Pierwsza połowa była pełna walki na boisku z obu stron. Jednak w tym chaosie lepiej odnajdywali się podopieczni Adama Nawałki. Przeprowadzili kilka bardzo groźnych akcji. Szczególnie widoczni w ofensywie widoczni byli Kamil Grosicki oraz Robert Lewandowski.
W jednej z trójkowych akcji Lewandowski zagrywał do Grosickiego, a ten oddał piłkę Piotrowi Zielińskiemu, który jednak nie przyjął piłki i obrońcy z Czarnogóry wyjaśnili sytuację. Polacy przeważali wizualnie i przyniosło to skutek w 40. minucie. Robert Lewandowski precyzyjnie przymierzył z rzutu wolnego wykonywanego 20 metrów od bramki i tym samym dał prowadzenie naszej reprezentacji. Do przerwy wynik meczu już się nie zmienił. Polska prowadziła w trudnym meczu z Czarnogórą 1:0.
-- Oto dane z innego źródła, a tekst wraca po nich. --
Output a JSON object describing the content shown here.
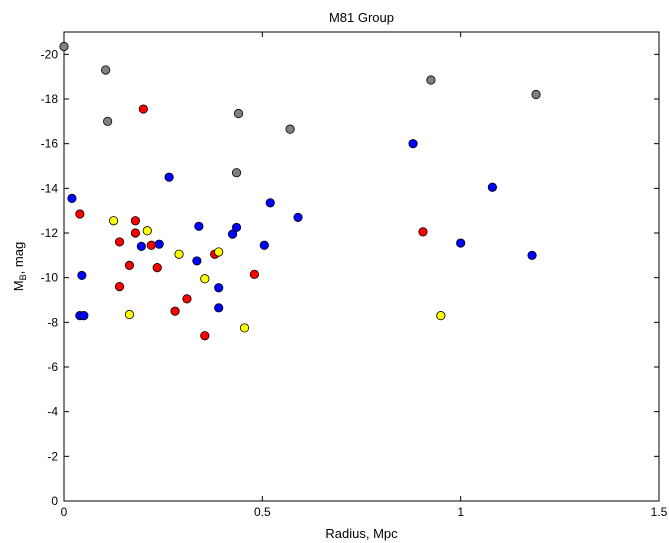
{
  "chart_data": {
    "type": "scatter",
    "title": "M81 Group",
    "xlabel": "Radius, Mpc",
    "ylabel_main": "M",
    "ylabel_sub": "B",
    "ylabel_rest": ", mag",
    "xlim": [
      0,
      1.5
    ],
    "ylim": [
      0,
      -21
    ],
    "y_reversed": true,
    "x_ticks": [
      0,
      0.5,
      1,
      1.5
    ],
    "x_tick_labels": [
      "0",
      "0.5",
      "1",
      "1.5"
    ],
    "y_ticks": [
      0,
      -2,
      -4,
      -6,
      -8,
      -10,
      -12,
      -14,
      -16,
      -18,
      -20
    ],
    "y_tick_labels": [
      "0",
      "-2",
      "-4",
      "-6",
      "-8",
      "-10",
      "-12",
      "-14",
      "-16",
      "-18",
      "-20"
    ],
    "grid": false,
    "legend": "none",
    "series": [
      {
        "color": "#808080",
        "points": [
          [
            0.0,
            -20.35
          ],
          [
            0.105,
            -19.3
          ],
          [
            0.11,
            -17.0
          ],
          [
            0.44,
            -17.35
          ],
          [
            0.435,
            -14.7
          ],
          [
            0.57,
            -16.65
          ],
          [
            0.925,
            -18.85
          ],
          [
            1.19,
            -18.2
          ]
        ]
      },
      {
        "color": "#0000ff",
        "points": [
          [
            0.02,
            -13.55
          ],
          [
            0.04,
            -8.3
          ],
          [
            0.05,
            -8.3
          ],
          [
            0.045,
            -10.1
          ],
          [
            0.195,
            -11.4
          ],
          [
            0.24,
            -11.5
          ],
          [
            0.265,
            -14.5
          ],
          [
            0.335,
            -10.75
          ],
          [
            0.34,
            -12.3
          ],
          [
            0.39,
            -8.65
          ],
          [
            0.39,
            -9.55
          ],
          [
            0.425,
            -11.95
          ],
          [
            0.435,
            -12.25
          ],
          [
            0.505,
            -11.45
          ],
          [
            0.52,
            -13.35
          ],
          [
            0.59,
            -12.7
          ],
          [
            0.88,
            -16.0
          ],
          [
            1.0,
            -11.55
          ],
          [
            1.08,
            -14.05
          ],
          [
            1.18,
            -11.0
          ]
        ]
      },
      {
        "color": "#ff0000",
        "points": [
          [
            0.04,
            -12.85
          ],
          [
            0.14,
            -11.6
          ],
          [
            0.14,
            -9.6
          ],
          [
            0.165,
            -10.55
          ],
          [
            0.18,
            -12.0
          ],
          [
            0.18,
            -12.55
          ],
          [
            0.2,
            -17.55
          ],
          [
            0.22,
            -11.45
          ],
          [
            0.235,
            -10.45
          ],
          [
            0.28,
            -8.5
          ],
          [
            0.31,
            -9.05
          ],
          [
            0.355,
            -7.4
          ],
          [
            0.38,
            -11.05
          ],
          [
            0.48,
            -10.15
          ],
          [
            0.905,
            -12.05
          ]
        ]
      },
      {
        "color": "#ffff00",
        "points": [
          [
            0.125,
            -12.55
          ],
          [
            0.165,
            -8.35
          ],
          [
            0.21,
            -12.1
          ],
          [
            0.29,
            -11.05
          ],
          [
            0.355,
            -9.95
          ],
          [
            0.39,
            -11.15
          ],
          [
            0.455,
            -7.75
          ],
          [
            0.95,
            -8.3
          ]
        ]
      }
    ]
  }
}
Druga połowa również nie była piękna pod względem futbolu. Na boisku było dużo agresji, szczególnie ze strony Czarnogórców, którzy w ten sposób próbowali zdeprymować polskich zawodników. Polacy jednak konsekwentnie budowali akcje ofensywne i to oni byli lepszą jakościowo drużyną.
W 58. minucie gorąco było pod bramką Łukasza Fabiańskiego, gdy groźnie strzelał Stefan Mugosa. Czarnogórzec jednak nie trafił w światło bramki. Chwilę później Lewandowski dwukrotnie stanął przed szansą podwyższenia rezultatu. W obu próbach lepsi byli defensorzy drużyny gospodarzy. Niestety, ta sytuacja bardzo szybko się zemściła i w 62. minucie Mugosa mocnym strzałem głową pokonał Fabiańskiego. Od tego momentu Czarnogóra zaczęła dominować na boisku.
Polscy piłkarze jednak potrafili się podnieść z kryzysu. W 81. minucie znów wyszli na prowadzenie. Piotr Zieliński odegrał do Łukasza Piszczka, a ten przelobował czarnogórskiego bramkarza i trafił do siatki rywali. Polacy mimo trudów spotkania utrzymali wynik do końca i mogli cieszyć się z kolejnych trzech punktów dopisanych w grupie eliminacji do Mistrzostw Świata.